La mostra di Michele Anselmi | 18

Alla fine dei giochi l’unica domanda che tutti noi cinescribi dovremmo porci è quella ben sintetizzata da Fabio Ferzetti: “Per chi scriviamo e perché?”. Già. Passa oggi in sala Perla, come evento speciale congiunto Sic-Mostra, il documentario “Passione critica”, firmato da Simone Isola, Franco Montini e Patrizia Pistagnesi. Dura sessanta minuti, nasce da un’idea di Cristiana Paternò, attuale presidente del Sindacato critici (Sncci), con l’ambizione di offrire uno sguardo sullo stato delle cose in materia di critica cinematografica e dintorni.

La domanda suddetta non trova risposta nelle testimonianze e negli spezzoni d’archivio, d’altronde la questione si prospetta di ardua soluzione. Ho la sensazione che i 350 critici oggi iscritti all’illustre sindacato di categoria, nato nel 1971 dalla scissione voluta da Lino Micciché rispetto al Sindacato giornalisti di cinema (non ho mai aderito a nessuno dei due), siano divisi più di ieri, mi riferisco ai tempi delle forsennate mobilitazioni, tra estetica e ideologia, contro la Mostra di Venezia; di sicuro, al di là di convinzioni e teorie, erudizione e scioltezza, pochi paiono disponibili a mettersi in gioco, magari chiedendosi: “Sono proprio sicuro di scrivere per farmi leggere?”.

“Passione critica” parte con un giovane e indisponente Carmelo Bene che ironizza: “Nessuno bambino, alla domanda su cosa vuole fare da grande, risponderebbe: il critico cinematografico”. Vabbè. Per fortuna, nell’epilogo, Marco Bellocchio sembra replicargli: “Il grande critico è qualcuno che scopre nel tuo film qualcosa a cui non avevi pensato. A suo modo può essere anche un artista”.

In mezzo c’è una vivace schermaglia culturale che i tre autori rievocano un po’ celebrando il sindacato e un po’ l’annessa Settimana della critica. S’intende che la crisi dei giornali di carta e delle riviste storiche ha aperto una sterminata prateria “social” nella quale scorrazzano i nuovi recensori arrabbiati e umorali, teorici della stroncatura colorita o della partigianeria accanita. Poi, certo, ce ne sono di bravi. Ma i registi sembrano non conoscerli, nostalgici come sono della vecchia, buona, recensione cartacea. Se Paolo Virzì e Daniele Vicari non fanno nomi, Pupi Avati rimpiange Tullio Kezich che gli fece capire il suo “Impiegati” (?), mentre Marco Bellocchio ricorda l’apprensione con la quale attendeva i giudizi di Ugo Casiraghi, Giovanni Grazzini, Stefano Reggiani, Callisto Cosulich e Morando Morandini. Giusto, solo che sono tutti morti. Eppure sono in circolazione critici di varia età, forse meno autorevoli e temuti di quei giganti del passato: perché non fare i conti con ciò che passa il convento?
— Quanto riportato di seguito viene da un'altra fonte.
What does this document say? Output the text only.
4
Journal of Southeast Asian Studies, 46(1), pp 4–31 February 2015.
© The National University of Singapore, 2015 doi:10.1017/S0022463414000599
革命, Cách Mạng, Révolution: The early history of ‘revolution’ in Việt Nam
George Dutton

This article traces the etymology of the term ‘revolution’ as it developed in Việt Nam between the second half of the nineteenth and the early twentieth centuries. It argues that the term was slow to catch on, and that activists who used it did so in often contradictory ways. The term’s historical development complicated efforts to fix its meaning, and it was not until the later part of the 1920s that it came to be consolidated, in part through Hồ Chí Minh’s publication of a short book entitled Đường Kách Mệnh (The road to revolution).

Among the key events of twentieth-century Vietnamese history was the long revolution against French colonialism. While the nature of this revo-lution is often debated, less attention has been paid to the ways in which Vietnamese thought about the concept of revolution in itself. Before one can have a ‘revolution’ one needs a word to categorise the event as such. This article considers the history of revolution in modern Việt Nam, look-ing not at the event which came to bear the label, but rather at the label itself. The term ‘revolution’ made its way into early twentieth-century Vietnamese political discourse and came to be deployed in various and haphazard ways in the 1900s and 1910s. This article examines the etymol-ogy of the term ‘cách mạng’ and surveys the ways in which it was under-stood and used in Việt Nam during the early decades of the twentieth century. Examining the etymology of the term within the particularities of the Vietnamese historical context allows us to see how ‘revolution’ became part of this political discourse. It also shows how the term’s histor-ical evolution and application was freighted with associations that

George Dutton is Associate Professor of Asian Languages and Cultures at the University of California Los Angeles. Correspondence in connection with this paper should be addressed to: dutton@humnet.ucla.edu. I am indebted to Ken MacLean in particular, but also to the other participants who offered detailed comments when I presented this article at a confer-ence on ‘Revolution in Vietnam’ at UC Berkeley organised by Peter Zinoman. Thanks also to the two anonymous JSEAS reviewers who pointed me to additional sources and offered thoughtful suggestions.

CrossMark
Da Bruno Torri a Pedro Armocida, da Piera Detassis a Silvana Silvestri, da Francesco Di Pace a Paolo Mereghetti, da Raffaele Meale ad Alberto Anile, sono in tanti a parlare, offrendo i loro pareri e ricapitolando fatti e polemiche. Poi, a parte, c’è Adriano Aprà, che fa un po’ il guru e dà le pagelle: stabilisce la differenza sostanziale tra “critici giornalisti” (quasi tutti) e “critici critici” (cioè lui), aggiungendo che il vero critico dovrebbe “smettere di scrivere recensioni e farsi docente, maestro, bussola”.

Resta, sollevato qua e là, una faccenda non da poco: possono essere amici, e fino a che punto, critici e autori? Probabilmente bisogna archiviare il legame cordiale, di stima reciproca, che ci fu tra Kezich e Fellini; ma dispiace un po’ ascoltare lo scomparso Carlo Vanzina che bofonchia: “La verità? Io i critici non me li cago proprio” (però poi se il film andava commercialmente male era tutta colpa della critica retrograda).

Michele Anselmi

Nella foto che correda la recensione di “Passione critica”: Tullio Kezich, Franco Montini, Piero Spila, Lino Micciché e Giovanni Grazzini.